Based on the validation predictions, model performances for predicting δ13C from NIR spectra were good both for RF (average RMSEP = 1.78) and PLS (average RMSEP = 1.95) models. Average R2 values for the three model validation runs were 0.84 and 0.80 for the RF and PLS models, respectively. Our results show that both PLS, which is a data-reduction technique, and RF, which is generally good for feature selection, can be successfully applied for the prediction of δ13C in soils. Further, the high performance of the RF model applied in our study indicates that this technique is suitable for detecting spectral features that are important for determining the relative abundance of 12C and 13C in soils. Viscarra Rossel and Behrens (2010) also evaluated a number of data mining techniques with NIR spectra, however they reported that PLS and support vector machines (SVM) outperformed RF, multivariate adaptive regression splines (MARS) and boosted regression trees (BT) (Viscarra Rossel and Behrens 2010). Exploratory application of remote sensing to map carbon isotopes was used in southern Africa (mixed C3-C4 systems), highlighting the need and potential solution to better understand ecosystem processes at larger spatial scales (Wang et al. 2010). Our results are similar to those reported by Fuentes et al. (2012), and given that we develop models across such a wide range of sites and spectral variation shows the potential of NIR spectroscopy for routine prediction of δ13C, including for the direct classification of soil samples into C3, Mixed or C4 carbon. Furthermore, we assessed the relationship between SOC and δ13C, and found that it was not linear. This confirms that the prediction accuracy of both the PLS and RF models are because we are able to predict δ13C (e.g., the weight of the isotope) and not merely predicting SOC. This further highlights the promise of spectroscopy for predicting stable isotopes in soil and shows the potential of new technological advances such as soil spectroscopic techniques for prediction of δ13C, which can lower the costs of analytical procedures and hence enable larger sample sizes and landscape-scale assessments of vegetation dynamics and SOC.

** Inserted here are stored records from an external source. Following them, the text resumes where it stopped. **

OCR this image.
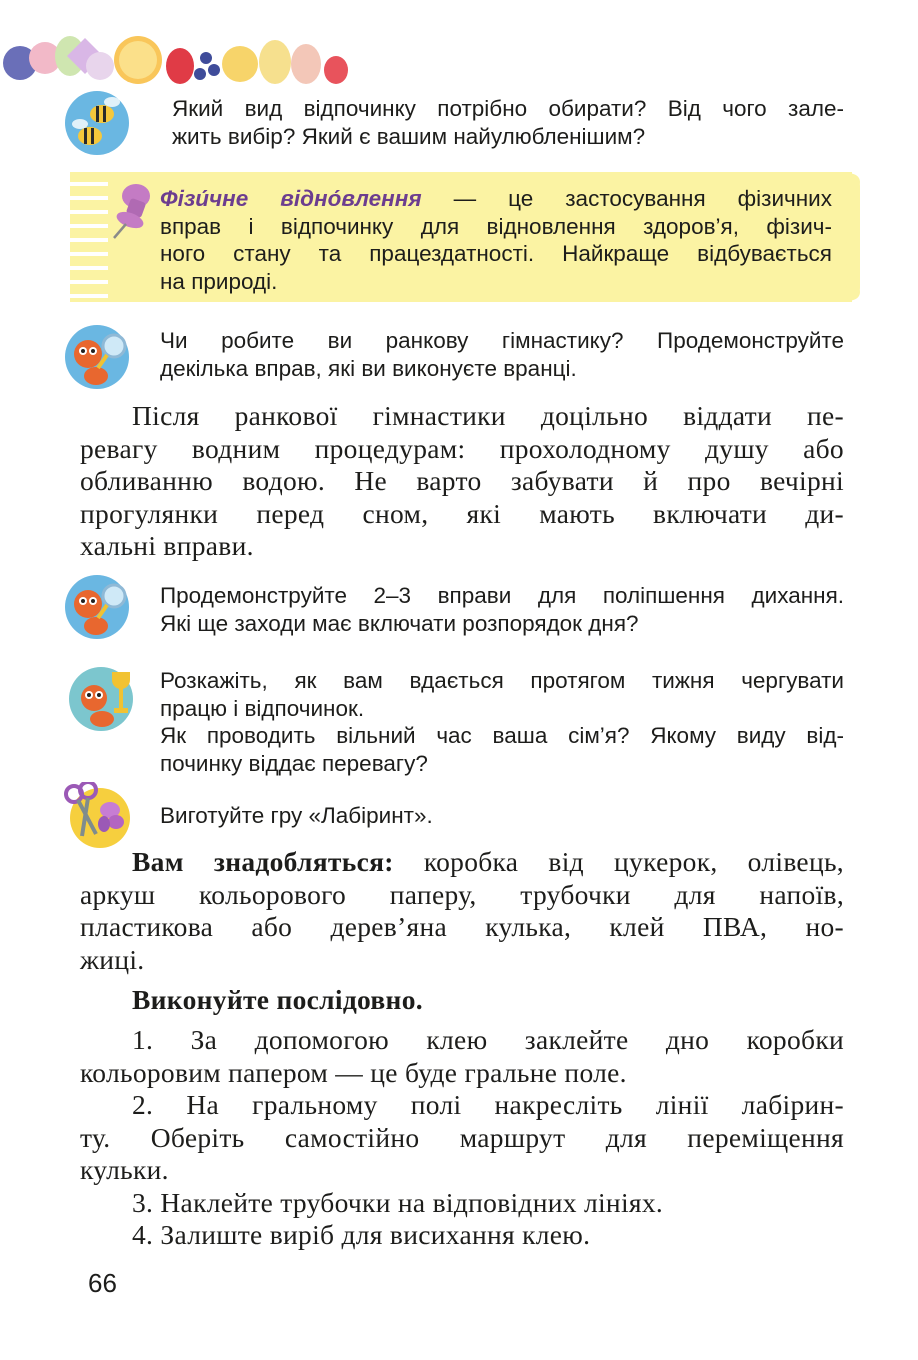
Який вид відпочинку потрібно обирати? Від чого зале-
жить вибір? Який є вашим найулюбленішим?
Фізи́чне відно́влення — це застосування фізичних
вправ і відпочинку для відновлення здоров’я, фізич-
ного стану та працездатності. Найкраще відбувається
на природі.
Чи робите ви ранкову гімнастику? Продемонструйте
декілька вправ, які ви виконуєте вранці.
Після ранкової гімнастики доцільно віддати пе-
ревагу водним процедурам: прохолодному душу або
обливанню водою. Не варто забувати й про вечірні
прогулянки перед сном, які мають включати ди-
хальні вправи.
Продемонструйте 2–3 вправи для поліпшення дихання.
Які ще заходи має включати розпорядок дня?
Розкажіть, як вам вдається протягом тижня чергувати
працю і відпочинок.
Як проводить вільний час ваша сім’я? Якому виду від-
починку віддає перевагу?
Виготуйте гру «Лабіринт».
Вам знадобляться: коробка від цукерок, олівець,
аркуш кольорового паперу, трубочки для напоїв,
пластикова або дерев’яна кулька, клей ПВА, но-
жиці.
Виконуйте послідовно.
1. За допомогою клею заклейте дно коробки
кольоровим папером — це буде гральне поле.
2. На гральному полі накресліть лінії лабірин-
ту. Оберіть самостійно маршрут для переміщення
кульки.
3. Наклейте трубочки на відповідних лініях.
4. Залиште виріб для висихання клею.
66
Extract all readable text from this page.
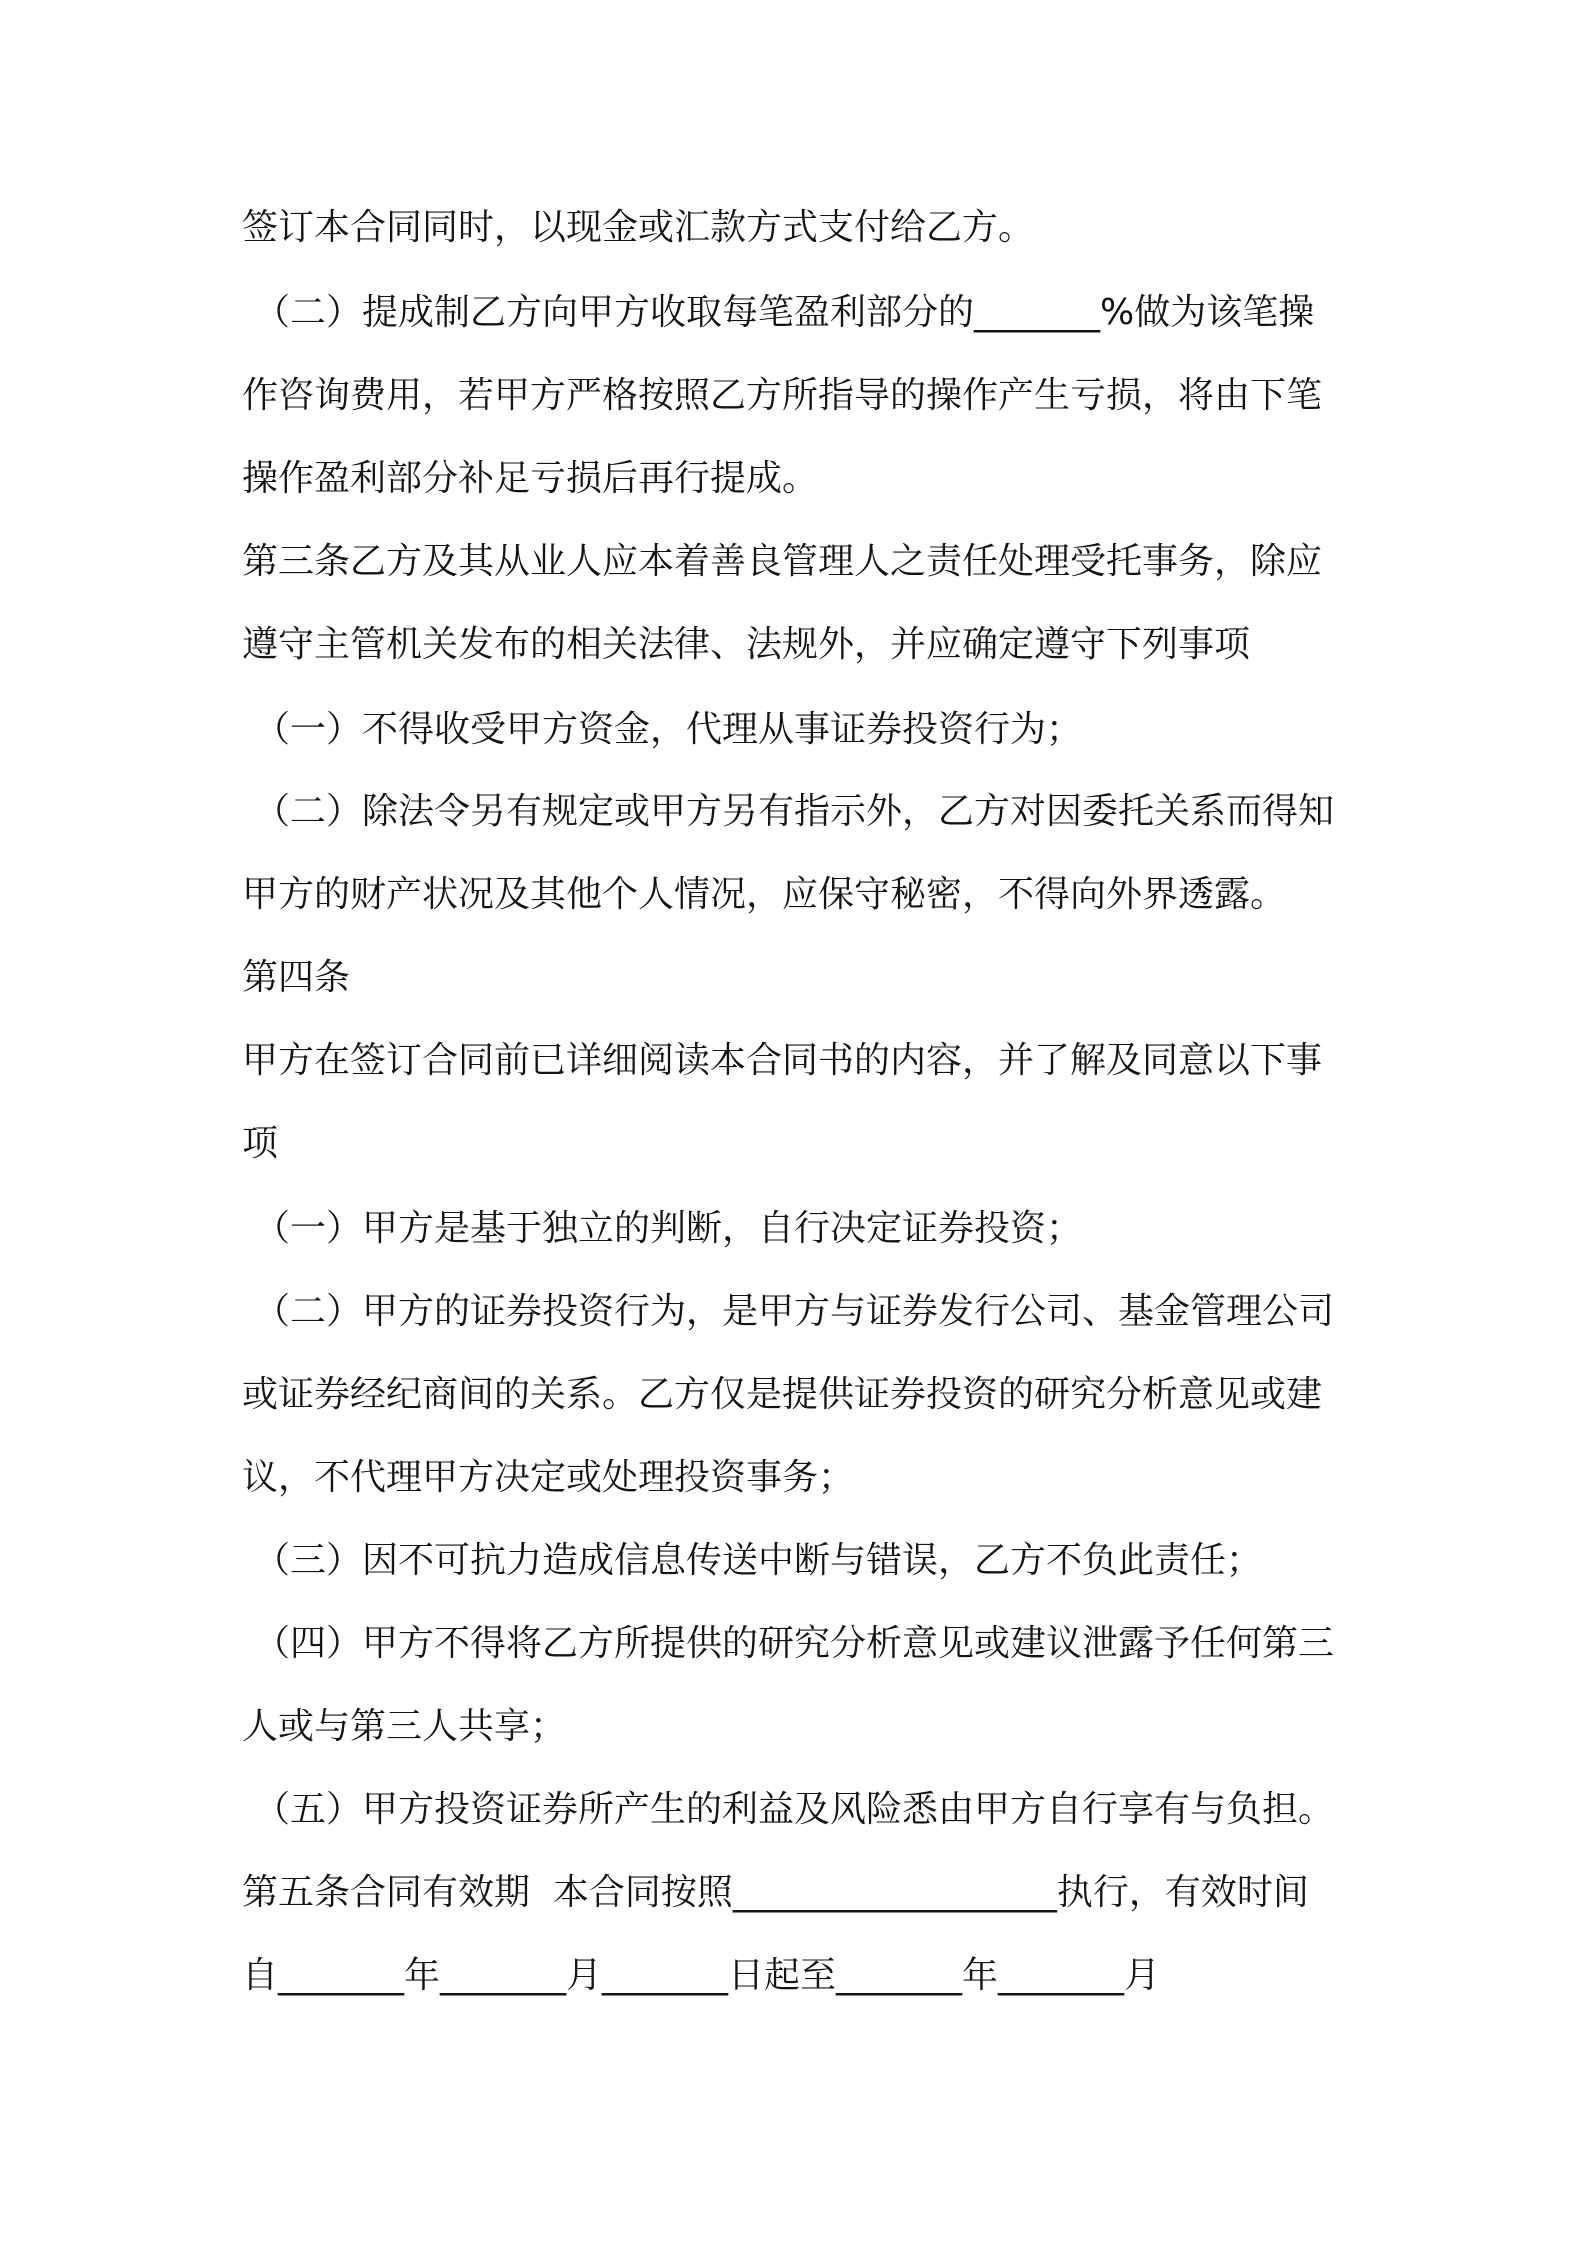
签订本合同同时，以现金或汇款方式支付给乙方。
（二）提成制乙方向甲方收取每笔盈利部分的_______%做为该笔操
作咨询费用，若甲方严格按照乙方所指导的操作产生亏损，将由下笔
操作盈利部分补足亏损后再行提成。
第三条乙方及其从业人应本着善良管理人之责任处理受托事务，除应
遵守主管机关发布的相关法律、法规外，并应确定遵守下列事项
（一）不得收受甲方资金，代理从事证券投资行为；
（二）除法令另有规定或甲方另有指示外，乙方对因委托关系而得知
甲方的财产状况及其他个人情况，应保守秘密，不得向外界透露。
第四条
甲方在签订合同前已详细阅读本合同书的内容，并了解及同意以下事
项
（一）甲方是基于独立的判断，自行决定证券投资；
（二）甲方的证券投资行为，是甲方与证券发行公司、基金管理公司
或证券经纪商间的关系。乙方仅是提供证券投资的研究分析意见或建
议，不代理甲方决定或处理投资事务；
（三）因不可抗力造成信息传送中断与错误，乙方不负此责任；
（四）甲方不得将乙方所提供的研究分析意见或建议泄露予任何第三
人或与第三人共享；
（五）甲方投资证券所产生的利益及风险悉由甲方自行享有与负担。
第五条合同有效期  本合同按照__________________执行，有效时间
自_______年_______月_______日起至_______年_______月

Building on these results, the potential use of mid-infrared spectroscopy (MIRS) should also be explored and is recommended by the authors for future studies. These results have important implications for the use of stable carbon isotopes in East Africa since both semi-natural and cropland systems have mixed C3-C4 signatures. Hence, large sample sizes will be needed to develop robust models to assess vegetation shifts and soil organic matter turnover rates. In conclusion, application of spectroscopic techniques would allow for more cost-effective analysis and increased sample sizes, which are needed for landscape-scale ecological studies.